Too often, we build playgrounds thinking that asphalt is necessary for activities like dodgeball, dodgeball, soccer, hockey or skipping rope. However, we forget that our children easily adapt to all sorts of contexts and constraints to find a way to have fun. Sometimes, I feel like we park them in these spaces like we would park cars in a huge shopping mall. Moreover, these expanses of asphalt, just as useless, showed their harmful effects on August 9 during the storm Debby.

Have you noticed how the term “adaptation” has been on everyone’s lips in recent months, even more so since these torrential rains? Yet, in a way, all of this was predictable. The reports of the Intergovernmental Panel on Climate Change have been warning us for a long time: weather scenarios for southern Quebec predict a sharp increase in this type of bad weather.

For decades, we have talked about reducing greenhouse gases (GHGs) to slow the rise in temperatures. Yet, as I often point out, we have failed miserably, both individually and collectively, to curb the climate crisis.

This is an issue I know well. In my essay Adapt. Tomorrow: Resilient Cities (Quebec America, 2023), jexplores the need to move from combating global warming to adapting to the climate crisis. I stress the importance of being innovative and agile in our decisions to achieve different results. While we continue to repeat the same actions, the intensification of weather storms causes ever greater material and financial damage for individuals and governments.

I also stress in this essay the crucial importance of greening, demineralizing public spaces and roads, and the need to design facilities that absorb rainwater rather than direct it directly into the underground network. Under natural conditions, during normal rainfall, only 10% of the water runs off, while the rest is absorbed or evaporates. On soil that is more than 70% impermeable, the runoff rate rises to more than 55%, or 5.5 times more. This figure rises to 16.5 times during torrential rains. Imagine the consequences on completely impermeable soil.

We can multiply initiatives such as drainage projections, water retention micro-basins or sponge parks, but rain does not distinguish between public and private spaces. For these efforts to be truly effective, they must also extend to private land.

It is imperative that we correct these planning errors that are causing colossal damage and exorbitant bills. This problem is not limited to public developments or underground pipes that need to be renovated. Ultimately, it is the cities, the governments, and therefore you and me, who are responsible for will end up paying a high price.

You may be wondering how to do this. After all, we can’t force private property owners to change their developments at their own expense, can we? In fact, we can. Just before leaving the Rosemont–La Petite-Patrie town hall, I received a legal opinion confirming that we could penalize urban heat islands created by private land by classifying them as urban nuisances, just like fly-tipping or graffiti. The same goes for nuisances that damage infrastructure.
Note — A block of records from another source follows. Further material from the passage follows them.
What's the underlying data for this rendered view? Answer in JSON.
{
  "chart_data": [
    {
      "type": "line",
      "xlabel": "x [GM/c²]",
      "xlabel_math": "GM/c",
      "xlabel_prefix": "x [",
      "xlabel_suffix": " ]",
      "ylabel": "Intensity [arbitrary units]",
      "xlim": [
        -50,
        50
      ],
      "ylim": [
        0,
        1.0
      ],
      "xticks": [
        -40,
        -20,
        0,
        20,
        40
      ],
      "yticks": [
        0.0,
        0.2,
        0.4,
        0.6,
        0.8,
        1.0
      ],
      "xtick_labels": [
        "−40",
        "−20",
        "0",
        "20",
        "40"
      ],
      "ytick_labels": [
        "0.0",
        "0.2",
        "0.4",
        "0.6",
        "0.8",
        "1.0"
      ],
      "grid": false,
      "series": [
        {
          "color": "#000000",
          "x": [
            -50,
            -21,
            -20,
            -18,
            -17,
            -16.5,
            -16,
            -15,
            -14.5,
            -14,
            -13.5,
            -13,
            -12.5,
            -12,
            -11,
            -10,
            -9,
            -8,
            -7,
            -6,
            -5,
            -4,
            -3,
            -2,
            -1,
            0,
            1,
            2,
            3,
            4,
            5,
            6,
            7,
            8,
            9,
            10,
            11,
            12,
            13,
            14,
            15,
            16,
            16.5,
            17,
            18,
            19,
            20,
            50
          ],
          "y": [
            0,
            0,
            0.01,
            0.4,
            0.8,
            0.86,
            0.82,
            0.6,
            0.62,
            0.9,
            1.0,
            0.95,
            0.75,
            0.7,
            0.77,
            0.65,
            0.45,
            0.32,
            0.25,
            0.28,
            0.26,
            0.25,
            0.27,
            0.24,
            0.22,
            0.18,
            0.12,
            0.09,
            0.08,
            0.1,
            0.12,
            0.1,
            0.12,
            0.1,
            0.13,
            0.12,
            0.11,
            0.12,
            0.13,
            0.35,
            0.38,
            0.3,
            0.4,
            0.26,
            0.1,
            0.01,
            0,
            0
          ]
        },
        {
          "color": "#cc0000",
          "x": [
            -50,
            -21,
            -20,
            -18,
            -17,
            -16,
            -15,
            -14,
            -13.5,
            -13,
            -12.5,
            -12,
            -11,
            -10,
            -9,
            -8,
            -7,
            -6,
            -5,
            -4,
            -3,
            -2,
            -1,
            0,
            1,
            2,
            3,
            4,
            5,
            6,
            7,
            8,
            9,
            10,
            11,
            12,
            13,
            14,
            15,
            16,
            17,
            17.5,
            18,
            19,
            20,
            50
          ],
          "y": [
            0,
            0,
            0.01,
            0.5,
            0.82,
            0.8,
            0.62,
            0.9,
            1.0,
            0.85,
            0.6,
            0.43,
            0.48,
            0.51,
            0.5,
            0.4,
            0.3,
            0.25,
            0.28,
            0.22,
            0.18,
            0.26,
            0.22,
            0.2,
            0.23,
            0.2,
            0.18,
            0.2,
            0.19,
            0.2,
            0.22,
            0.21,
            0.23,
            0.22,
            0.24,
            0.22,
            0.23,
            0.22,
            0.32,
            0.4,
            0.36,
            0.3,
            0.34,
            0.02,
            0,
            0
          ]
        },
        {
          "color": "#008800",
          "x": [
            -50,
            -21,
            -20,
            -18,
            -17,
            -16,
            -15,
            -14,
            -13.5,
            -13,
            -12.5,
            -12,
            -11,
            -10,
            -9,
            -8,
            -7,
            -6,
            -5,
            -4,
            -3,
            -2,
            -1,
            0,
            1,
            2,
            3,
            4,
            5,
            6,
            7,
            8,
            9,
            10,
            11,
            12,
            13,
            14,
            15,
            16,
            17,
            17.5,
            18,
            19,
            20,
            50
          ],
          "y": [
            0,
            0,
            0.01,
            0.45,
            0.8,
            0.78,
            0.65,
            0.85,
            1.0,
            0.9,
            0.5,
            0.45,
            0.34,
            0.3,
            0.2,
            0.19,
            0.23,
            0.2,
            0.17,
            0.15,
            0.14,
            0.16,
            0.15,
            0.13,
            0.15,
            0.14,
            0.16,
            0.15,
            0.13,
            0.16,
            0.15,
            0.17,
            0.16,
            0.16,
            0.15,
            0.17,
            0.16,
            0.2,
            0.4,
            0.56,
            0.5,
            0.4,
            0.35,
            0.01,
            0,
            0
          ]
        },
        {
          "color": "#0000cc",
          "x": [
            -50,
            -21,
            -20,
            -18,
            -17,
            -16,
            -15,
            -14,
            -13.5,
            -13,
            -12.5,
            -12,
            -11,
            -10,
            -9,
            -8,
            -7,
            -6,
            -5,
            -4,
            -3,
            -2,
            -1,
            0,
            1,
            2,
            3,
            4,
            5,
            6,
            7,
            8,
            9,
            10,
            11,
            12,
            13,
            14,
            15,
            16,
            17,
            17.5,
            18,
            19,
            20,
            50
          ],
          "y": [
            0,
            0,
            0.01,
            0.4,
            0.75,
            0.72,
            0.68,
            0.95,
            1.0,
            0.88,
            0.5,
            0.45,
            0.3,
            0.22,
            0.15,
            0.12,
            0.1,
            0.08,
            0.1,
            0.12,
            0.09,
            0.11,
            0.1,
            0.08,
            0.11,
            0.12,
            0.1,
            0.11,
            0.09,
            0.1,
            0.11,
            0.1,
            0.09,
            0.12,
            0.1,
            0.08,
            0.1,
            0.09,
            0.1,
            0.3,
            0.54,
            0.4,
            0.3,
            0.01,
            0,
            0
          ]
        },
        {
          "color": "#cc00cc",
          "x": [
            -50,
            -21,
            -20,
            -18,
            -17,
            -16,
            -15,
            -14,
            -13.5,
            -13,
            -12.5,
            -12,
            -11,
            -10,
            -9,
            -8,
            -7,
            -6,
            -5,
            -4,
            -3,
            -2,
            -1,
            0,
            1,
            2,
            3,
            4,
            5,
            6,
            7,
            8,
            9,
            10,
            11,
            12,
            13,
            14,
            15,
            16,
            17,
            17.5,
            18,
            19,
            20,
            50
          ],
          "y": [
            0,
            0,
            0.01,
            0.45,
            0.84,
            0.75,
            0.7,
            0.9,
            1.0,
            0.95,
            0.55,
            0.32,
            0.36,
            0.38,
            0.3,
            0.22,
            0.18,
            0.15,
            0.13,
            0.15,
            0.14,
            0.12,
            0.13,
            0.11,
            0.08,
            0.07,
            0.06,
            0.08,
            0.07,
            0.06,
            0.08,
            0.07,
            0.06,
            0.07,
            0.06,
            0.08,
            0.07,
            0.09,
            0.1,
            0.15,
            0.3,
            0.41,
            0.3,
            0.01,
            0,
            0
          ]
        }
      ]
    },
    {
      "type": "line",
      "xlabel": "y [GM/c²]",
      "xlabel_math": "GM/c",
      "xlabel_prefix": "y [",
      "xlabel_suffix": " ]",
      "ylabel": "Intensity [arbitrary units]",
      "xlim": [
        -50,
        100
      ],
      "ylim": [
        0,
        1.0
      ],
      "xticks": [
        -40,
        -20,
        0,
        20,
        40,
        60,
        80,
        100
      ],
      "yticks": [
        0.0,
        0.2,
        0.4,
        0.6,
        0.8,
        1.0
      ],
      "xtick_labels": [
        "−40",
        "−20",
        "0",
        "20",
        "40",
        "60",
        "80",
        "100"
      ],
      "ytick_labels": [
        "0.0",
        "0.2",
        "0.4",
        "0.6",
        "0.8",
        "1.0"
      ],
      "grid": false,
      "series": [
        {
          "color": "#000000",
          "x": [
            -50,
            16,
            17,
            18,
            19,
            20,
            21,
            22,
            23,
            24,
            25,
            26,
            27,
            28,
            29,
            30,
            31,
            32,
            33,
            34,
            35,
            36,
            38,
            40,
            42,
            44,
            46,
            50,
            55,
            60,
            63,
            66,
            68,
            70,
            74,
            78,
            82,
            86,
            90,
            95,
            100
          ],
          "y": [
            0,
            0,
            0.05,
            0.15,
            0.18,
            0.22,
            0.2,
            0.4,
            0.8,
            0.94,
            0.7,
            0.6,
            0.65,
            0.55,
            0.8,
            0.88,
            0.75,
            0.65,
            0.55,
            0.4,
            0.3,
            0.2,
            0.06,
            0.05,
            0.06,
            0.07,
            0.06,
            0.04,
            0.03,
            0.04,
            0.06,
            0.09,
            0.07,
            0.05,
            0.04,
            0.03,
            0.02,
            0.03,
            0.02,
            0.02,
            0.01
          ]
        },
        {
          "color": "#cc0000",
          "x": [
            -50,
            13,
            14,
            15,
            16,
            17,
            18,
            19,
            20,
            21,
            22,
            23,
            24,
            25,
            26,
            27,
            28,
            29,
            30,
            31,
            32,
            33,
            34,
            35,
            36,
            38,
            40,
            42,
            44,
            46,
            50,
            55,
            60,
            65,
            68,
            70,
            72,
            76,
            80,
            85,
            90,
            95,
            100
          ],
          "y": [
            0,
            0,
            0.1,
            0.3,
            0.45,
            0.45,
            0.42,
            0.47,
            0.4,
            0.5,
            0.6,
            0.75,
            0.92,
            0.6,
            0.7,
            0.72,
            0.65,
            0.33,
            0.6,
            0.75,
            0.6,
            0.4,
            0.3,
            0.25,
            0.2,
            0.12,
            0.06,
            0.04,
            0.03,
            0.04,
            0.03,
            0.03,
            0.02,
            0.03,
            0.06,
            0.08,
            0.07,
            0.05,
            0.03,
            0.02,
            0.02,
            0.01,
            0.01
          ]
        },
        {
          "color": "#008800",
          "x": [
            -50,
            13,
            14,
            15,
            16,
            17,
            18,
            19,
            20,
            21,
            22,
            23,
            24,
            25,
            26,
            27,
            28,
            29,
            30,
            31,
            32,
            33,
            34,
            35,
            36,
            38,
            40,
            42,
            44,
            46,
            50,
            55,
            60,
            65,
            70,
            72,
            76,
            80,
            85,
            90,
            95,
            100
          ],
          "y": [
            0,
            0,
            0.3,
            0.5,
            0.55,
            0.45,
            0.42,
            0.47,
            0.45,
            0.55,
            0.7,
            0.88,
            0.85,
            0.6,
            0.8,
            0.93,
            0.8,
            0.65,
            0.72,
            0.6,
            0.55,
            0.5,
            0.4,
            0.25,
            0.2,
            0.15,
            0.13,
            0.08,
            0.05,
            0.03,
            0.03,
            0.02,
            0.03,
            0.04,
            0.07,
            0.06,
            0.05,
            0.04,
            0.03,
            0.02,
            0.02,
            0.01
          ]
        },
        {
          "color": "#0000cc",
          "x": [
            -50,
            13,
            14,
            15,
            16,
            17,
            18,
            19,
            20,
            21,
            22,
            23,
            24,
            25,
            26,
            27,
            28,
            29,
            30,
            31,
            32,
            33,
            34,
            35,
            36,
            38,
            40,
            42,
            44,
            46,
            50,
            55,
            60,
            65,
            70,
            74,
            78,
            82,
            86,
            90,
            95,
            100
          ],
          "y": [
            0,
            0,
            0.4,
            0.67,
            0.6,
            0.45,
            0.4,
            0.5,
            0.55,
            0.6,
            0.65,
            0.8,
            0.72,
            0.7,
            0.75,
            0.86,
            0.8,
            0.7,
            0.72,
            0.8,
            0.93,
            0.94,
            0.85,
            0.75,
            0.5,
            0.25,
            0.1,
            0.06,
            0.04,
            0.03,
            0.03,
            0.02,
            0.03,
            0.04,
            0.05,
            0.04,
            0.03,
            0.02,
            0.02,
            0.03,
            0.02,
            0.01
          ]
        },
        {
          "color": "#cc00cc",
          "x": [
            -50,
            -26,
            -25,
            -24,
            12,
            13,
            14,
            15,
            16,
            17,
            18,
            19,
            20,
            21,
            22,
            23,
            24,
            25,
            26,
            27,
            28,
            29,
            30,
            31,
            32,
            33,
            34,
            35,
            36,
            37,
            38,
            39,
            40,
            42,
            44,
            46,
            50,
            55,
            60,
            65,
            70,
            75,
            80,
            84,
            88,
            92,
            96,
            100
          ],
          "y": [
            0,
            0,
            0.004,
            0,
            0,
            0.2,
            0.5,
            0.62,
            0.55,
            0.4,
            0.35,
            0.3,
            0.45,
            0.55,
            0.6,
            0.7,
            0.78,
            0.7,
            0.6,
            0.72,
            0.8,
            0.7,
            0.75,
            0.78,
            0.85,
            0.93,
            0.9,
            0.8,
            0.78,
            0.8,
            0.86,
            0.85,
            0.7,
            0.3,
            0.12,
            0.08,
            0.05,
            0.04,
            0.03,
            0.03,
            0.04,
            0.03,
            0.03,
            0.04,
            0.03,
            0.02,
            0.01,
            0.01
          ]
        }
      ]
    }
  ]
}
In other words, all cities in Quebec could adopt a bylaw targeting the nuisances caused by large impermeable asphalt surfaces, thus requiring owners to transform them quickly. Corporate social responsibility cannot be limited to voluntary actions when the effects of their assets are so detrimental to the public good. Sometimes, in situations as extraordinary as the one we are facing, legislative measures are necessary.

Fine words will no longer be enough. It is time to act with boldness and determination. Let’s put an end to the era of asphalt and breathe new life into our urban spaces. Greening large commercial parking lots is not an option, it is a necessity. The future of our communities depends on it. So, let’s rise to the climate challenges and make our choices today the foundations of a resilient and sustainable Quebec for tomorrow.